Il n’est pas difficile de montrer qu’il existe un rapport entre prière et philosophie, un rapport étroit sous le signe de la vérité1 . Prière, donc, véritative, au service de la vérité ; cultuelle en un sens indirect seulement, même s’il est admis, et ce sera la thèse de Hegel, que le culte est un moment objectif et représentatif de la conquête et de l’expression de la vérité. Cette étude devra établir la forme ou les formes propres de ce rapport, dont l’affirmation est déjà une thèse forte puisque tout semble pointer vers sa négation. En effet, la prière semble être une chose entièrement et uniquement théologique, une concession de Dieu, possible et réalisable parce que concédée et permise par Dieu2, et non une conquête de la philosophie où cette oris ratio ne saurait fleurir. Il semble en être ainsi : le maximum de la philosophie, son prodige métaphysique, est de pouvoir parler de Dieu ; le minimum de la théologie, son abc, est de pouvoir parler avec Dieu. La prière se présenterait donc comme une ligne séparant deux eaux, celles du monde naturel et celles du monde surnaturel. Le Dieu dont on parle pourrait être inaccessible, entièrement pris dans le cercle de sa propre vie sans aucune allusion à un rapport dialogique avec nous — tel était le Dieu d’Aristote, obligé, par la logique de sa souveraineté, à ne penser à rien d’autre qu’à sa propre pensée pour ne pas s’avilir3. Pour pouvoir parler avec Dieu, il faut une autorisation de la grâce, un don, une miséricorde, une révélation de paternité et d’écoute que la métaphysique n’ose pas imposer et que nous ne pouvons connaître que par une autre voie.
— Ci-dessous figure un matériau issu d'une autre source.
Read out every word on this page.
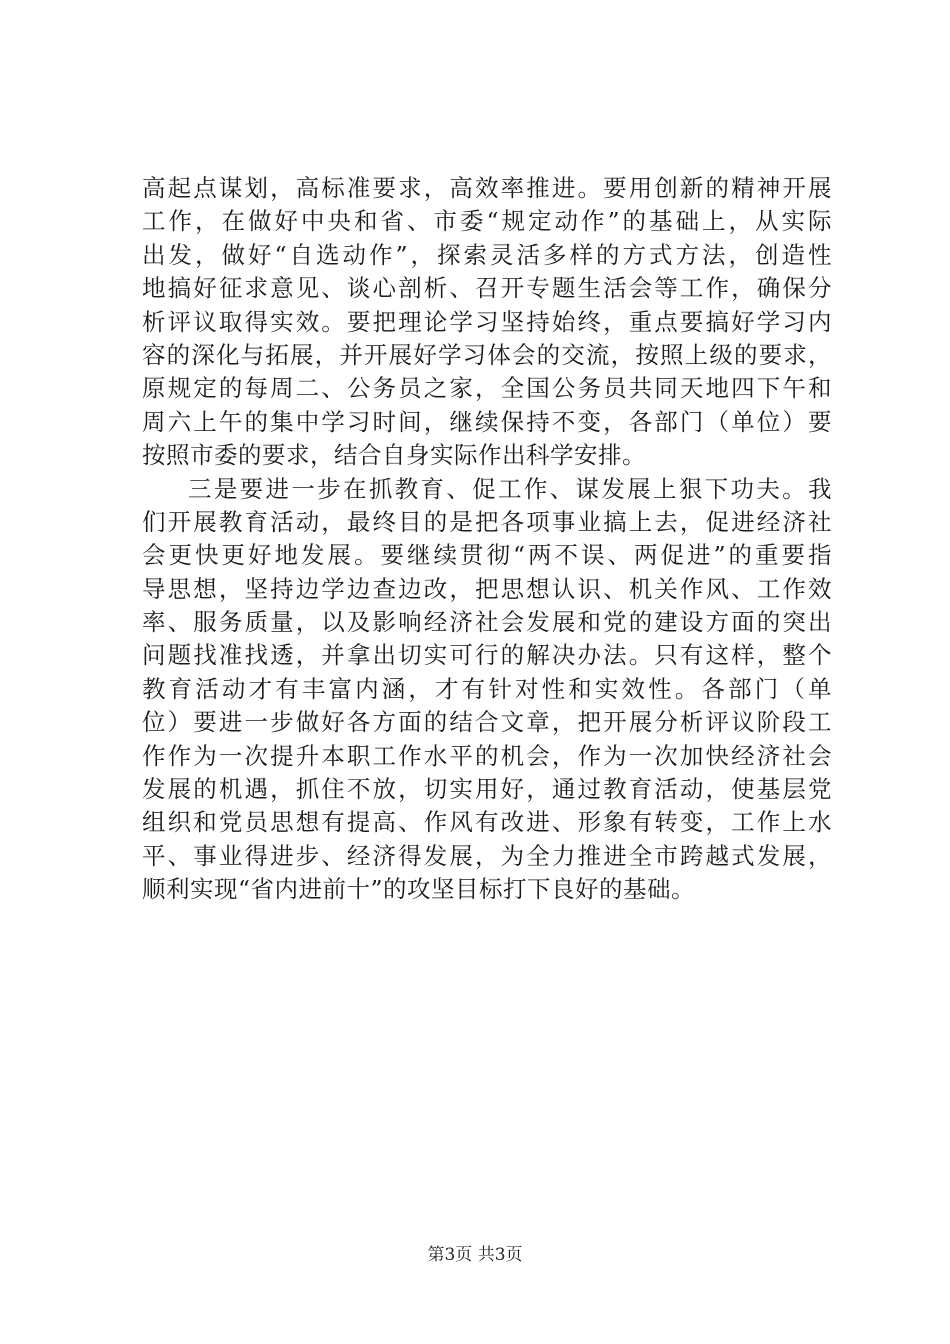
高起点谋划，高标准要求，高效率推进。要用创新的精神开展
工作，在做好中央和省、市委“规定动作”的基础上，从实际
出发，做好“自选动作”，探索灵活多样的方式方法，创造性
地搞好征求意见、谈心剖析、召开专题生活会等工作，确保分
析评议取得实效。要把理论学习坚持始终，重点要搞好学习内
容的深化与拓展，并开展好学习体会的交流，按照上级的要求，
原规定的每周二、公务员之家，全国公务员共同天地四下午和
周六上午的集中学习时间，继续保持不变，各部门（单位）要
按照市委的要求，结合自身实际作出科学安排。
三是要进一步在抓教育、促工作、谋发展上狠下功夫。我
们开展教育活动，最终目的是把各项事业搞上去，促进经济社
会更快更好地发展。要继续贯彻“两不误、两促进”的重要指
导思想，坚持边学边查边改，把思想认识、机关作风、工作效
率、服务质量，以及影响经济社会发展和党的建设方面的突出
问题找准找透，并拿出切实可行的解决办法。只有这样，整个
教育活动才有丰富内涵，才有针对性和实效性。各部门（单
位）要进一步做好各方面的结合文章，把开展分析评议阶段工
作作为一次提升本职工作水平的机会，作为一次加快经济社会
发展的机遇，抓住不放，切实用好，通过教育活动，使基层党
组织和党员思想有提高、作风有改进、形象有转变，工作上水
平、事业得进步、经济得发展，为全力推进全市跨越式发展，
顺利实现“省内进前十”的攻坚目标打下良好的基础。
第3页 共3页
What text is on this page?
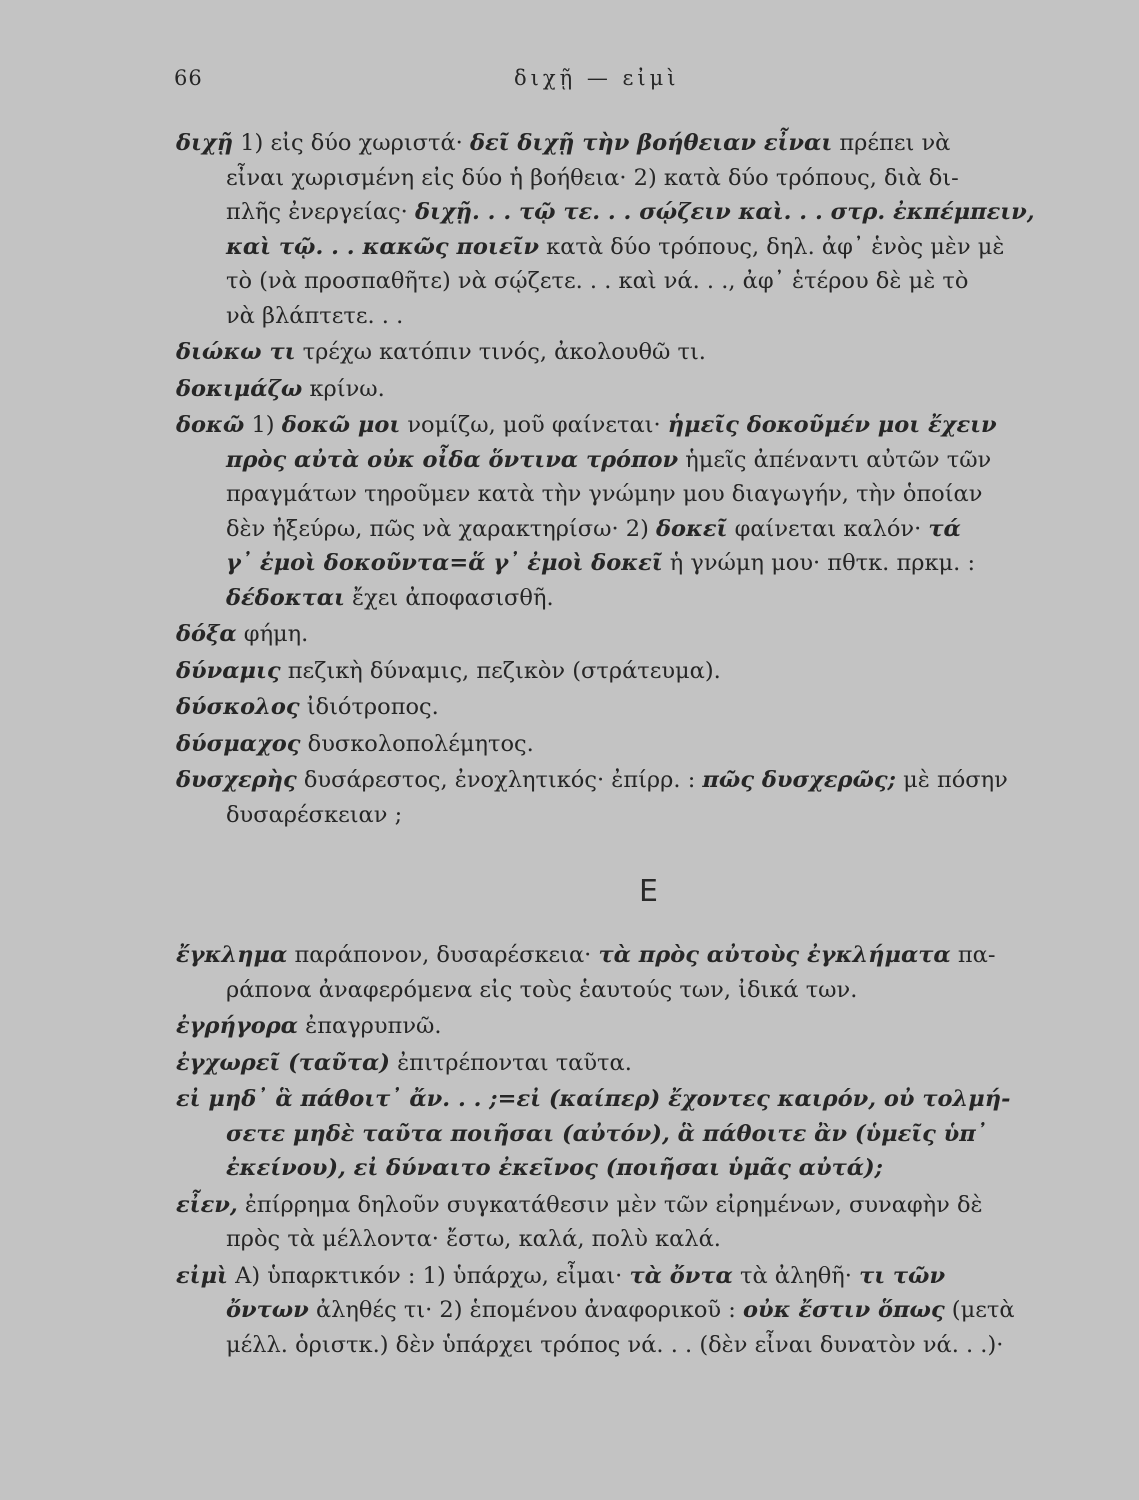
66	διχῇ — εἰμὶ
διχῇ 1) εἰς δύο χωριστά· δεῖ διχῇ τὴν βοήθειαν εἶναι πρέπει νὰ
εἶναι χωρισμένη εἰς δύο ἡ βοήθεια· 2) κατὰ δύο τρόπους, διὰ δι-
πλῆς ἐνεργείας· διχῇ. . . τῷ τε. . . σῴζειν καὶ. . . στρ. ἐκπέμπειν,
καὶ τῷ. . . κακῶς ποιεῖν κατὰ δύο τρόπους, δηλ. ἀφ᾽ ἑνὸς μὲν μὲ
τὸ (νὰ προσπαθῆτε) νὰ σῴζετε. . . καὶ νά. . ., ἀφ᾽ ἑτέρου δὲ μὲ τὸ
νὰ βλάπτετε. . .
διώκω τι τρέχω κατόπιν τινός, ἀκολουθῶ τι.
δοκιμάζω κρίνω.
δοκῶ 1) δοκῶ μοι νομίζω, μοῦ φαίνεται· ἡμεῖς δοκοῦμέν μοι ἔχειν
πρὸς αὐτὰ οὐκ οἶδα ὅντινα τρόπον ἡμεῖς ἀπέναντι αὐτῶν τῶν
πραγμάτων τηροῦμεν κατὰ τὴν γνώμην μου διαγωγήν, τὴν ὁποίαν
δὲν ἠξεύρω, πῶς νὰ χαρακτηρίσω· 2) δοκεῖ φαίνεται καλόν· τά
γ᾽ ἐμοὶ δοκοῦντα=ἅ γ᾽ ἐμοὶ δοκεῖ ἡ γνώμη μου· πθτκ. πρκμ. :
δέδοκται ἔχει ἀποφασισθῆ.
δόξα φήμη.
δύναμις πεζικὴ δύναμις, πεζικὸν (στράτευμα).
δύσκολος ἰδιότροπος.
δύσμαχος δυσκολοπολέμητος.
δυσχερὴς δυσάρεστος, ἐνοχλητικός· ἐπίρρ. : πῶς δυσχερῶς; μὲ πόσην
δυσαρέσκειαν ;
Ε
ἔγκλημα παράπονον, δυσαρέσκεια· τὰ πρὸς αὐτοὺς ἐγκλήματα πα-
ράπονα ἀναφερόμενα εἰς τοὺς ἑαυτούς των, ἰδικά των.
ἐγρήγορα ἐπαγρυπνῶ.
ἐγχωρεῖ (ταῦτα) ἐπιτρέπονται ταῦτα.
εἰ μηδ᾽ ἃ πάθοιτ᾽ ἄν. . . ;=εἰ (καίπερ) ἔχοντες καιρόν, οὐ τολμή-
σετε μηδὲ ταῦτα ποιῆσαι (αὐτόν), ἃ πάθοιτε ἂν (ὑμεῖς ὑπ᾽
ἐκείνου), εἰ δύναιτο ἐκεῖνος (ποιῆσαι ὑμᾶς αὐτά);
εἶεν, ἐπίρρημα δηλοῦν συγκατάθεσιν μὲν τῶν εἰρημένων, συναφὴν δὲ
πρὸς τὰ μέλλοντα· ἔστω, καλά, πολὺ καλά.
εἰμὶ Α) ὑπαρκτικόν : 1) ὑπάρχω, εἶμαι· τὰ ὄντα τὰ ἀληθῆ· τι τῶν
ὄντων ἀληθές τι· 2) ἑπομένου ἀναφορικοῦ : οὐκ ἔστιν ὅπως (μετὰ
μέλλ. ὁριστκ.) δὲν ὑπάρχει τρόπος νά. . . (δὲν εἶναι δυνατὸν νά. . .)·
Cette thèse du maximum et du minimum pourrait faire l’objet de développements et d’exemplifications très étendus, mais je n’ai pas l’intention de les présenter ici puisque j’entends précisément démontrer le contraire. À savoir qu’il y a, entre philosophie et prière, différentes formes de rapport qui sont non seulement de fait, puisque la philosophie s’est occupée de la prière, mais également de droit ou de pure théorie. 

 

1 Titre original : « Filosofia e preghiera » ; cette réflexion constitue la conclusion du recueil d’articles de l’auteur intitulé Scritti cristiani, Gênes, Marietti, 1991, pp. 381-413.
2 Cf. Karl Barth, Dogmatique, II-2 : « Nous avons essayé de discerner et d’apprendre cette vérité à la fois grandiose et toute simple : Dieu est connu par lui-même », ce n’est pas une théologie naturelle qui le rend connaissable (La doctrine de Dieu, t. 2, vol. 2, Genève, Labor et Fides, 1958, p. 1). 

3 « Donc l’intellect se pense lui-même, s’il est vrai qu’il est le meilleur, et son intellection est intellection de l’intellection » (Aristote, Méta- physique, XII, 1074b : ἡ νόησις νοήσεως νόησι , trad. M.-P. Duminil et A. Jaulin, Paris, Flammarion, 2008, p. 400).